Can ‘the world’s thinnest tablet’ beat an iPad?
reMarkable’s original oversized E Ink tablet was an interesting idea from 2017: it’s a 10.3-inch tablet that had the ambitious idea to try to replace paper entirely with a digital tablet. It wasn’t quite successful. But now, the company is back with the reMarkable 2, a thinner, faster, cheaper, and generally nicer-looking attempt at realizing that goal.
The original reMarkable tablet was a fun product conceptually, but it was held back by a few major flaws, like its expensive $499 price point, laggy software, and poorly optimized menus.
The newer model is meant to fix most of those issues. At $399, it’s cheaper. There’s a new, dual-core processor that promises to be faster. The software has been updated and has new features, including a new Google Chrome plugin that will offer a Pocket-esque service where you can send articles from the internet to read later on the tablet. The design is also thinner: reMarkable claims that the new tablet is the thinnest in the world.
Like the original model, the star of the show is the company’s Canvas display, which is now in its second generation. The newer model still is “partially” powered by E Ink and still measures in at 10.3 inches with an 1872 x 1404 resolution (for 226 DPI, close to other similar-sized tablets).
But where the reMarkable 2 stands out is the “paper-like” design, a mixture of the textured writing surface and the custom material used for the stylus tips that makes it feel like an actual pencil. The Canvas display has a few new things, though: a shorter distance from the cover to the actual E Ink underneath and a far-faster 21ms latency (nearly twice as fast as the older model). The new model also switches over to USB-C for charging, which is a welcome thing to see in 2020.
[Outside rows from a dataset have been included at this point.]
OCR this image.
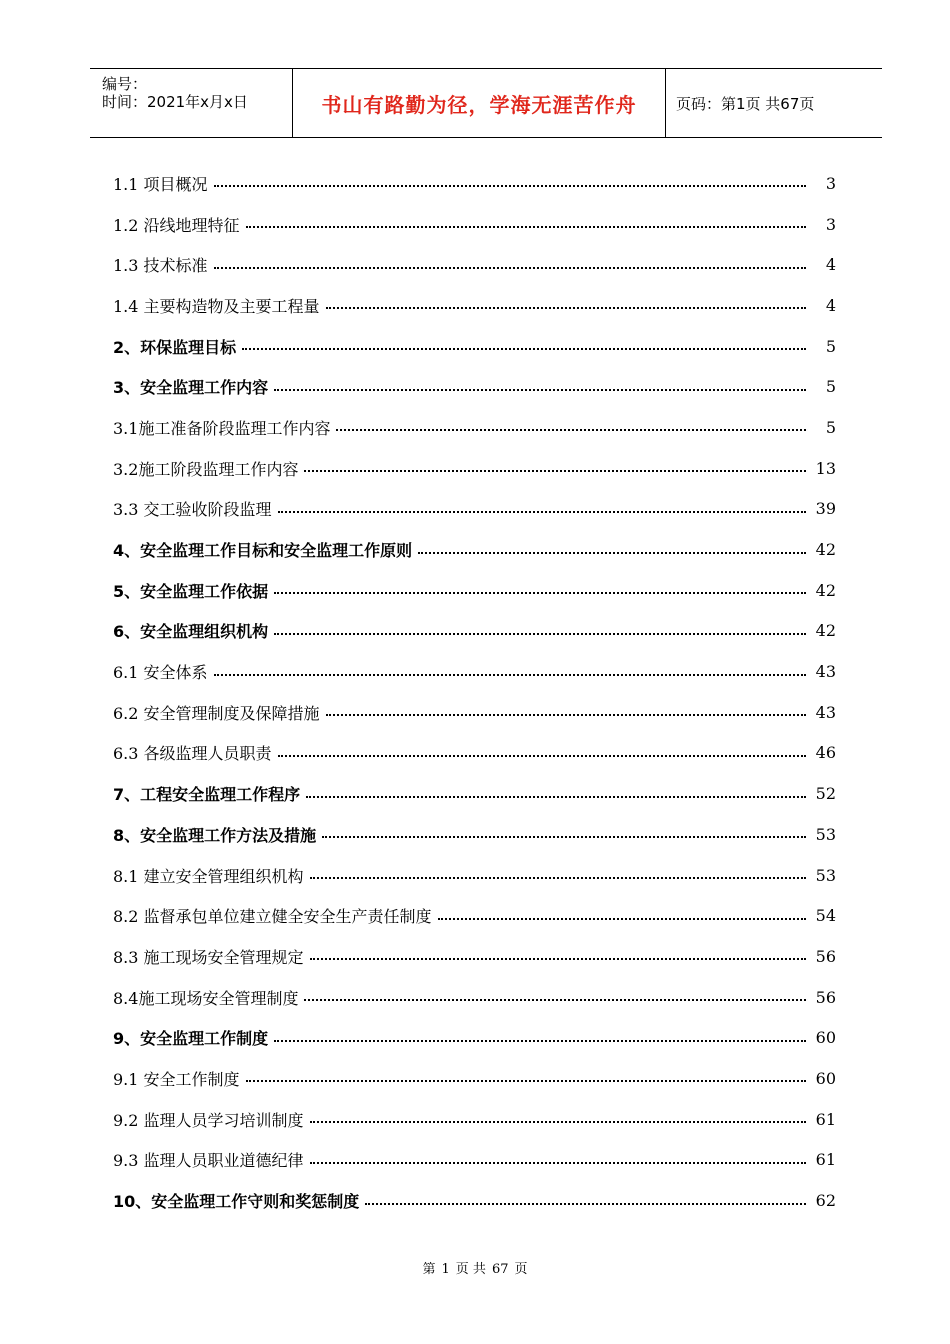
编号：
时间：2021年x月x日	书山有路勤为径，学海无涯苦作舟	页码：第1页 共67页
1.1 项目概况	3
1.2 沿线地理特征	3
1.3 技术标准	4
1.4 主要构造物及主要工程量	4
2、环保监理目标	5
3、安全监理工作内容	5
3.1施工准备阶段监理工作内容	5
3.2施工阶段监理工作内容	13
3.3 交工验收阶段监理	39
4、安全监理工作目标和安全监理工作原则	42
5、安全监理工作依据	42
6、安全监理组织机构	42
6.1 安全体系	43
6.2 安全管理制度及保障措施	43
6.3 各级监理人员职责	46
7、工程安全监理工作程序	52
8、安全监理工作方法及措施	53
8.1 建立安全管理组织机构	53
8.2 监督承包单位建立健全安全生产责任制度	54
8.3 施工现场安全管理规定	56
8.4施工现场安全管理制度	56
9、安全监理工作制度	60
9.1 安全工作制度	60
9.2 监理人员学习培训制度	61
9.3 监理人员职业道德纪律	61
10、安全监理工作守则和奖惩制度	62
第 1 页 共 67 页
Of course, the questions that surrounded the original remain: at $399 (plus $49 for a pen and $69 for a case, although those two accessories will be included with preorders), it’s a pretty big price tag for a fairly limited tablet. That’s especially true when compared to an entry-level iPad ($329) and Apple Pencil ($99), which are collectively cheaper than a similar setup for the reMarkable 2 and offer more functionality at that price.
Then again, the point of the reMarkable (and thus, the reMarkable 2) isn’t to make a device that can ostensibly replace a laptop, like an iPad can. They’re focused devices that are meant to be more capable notepads, a place to jot down ideas, read documents and books, and generally disconnect in a more distraction-free environment than traditional digital products.
Preorders for the reMarkable 2 begin today, with products expected to ship in June.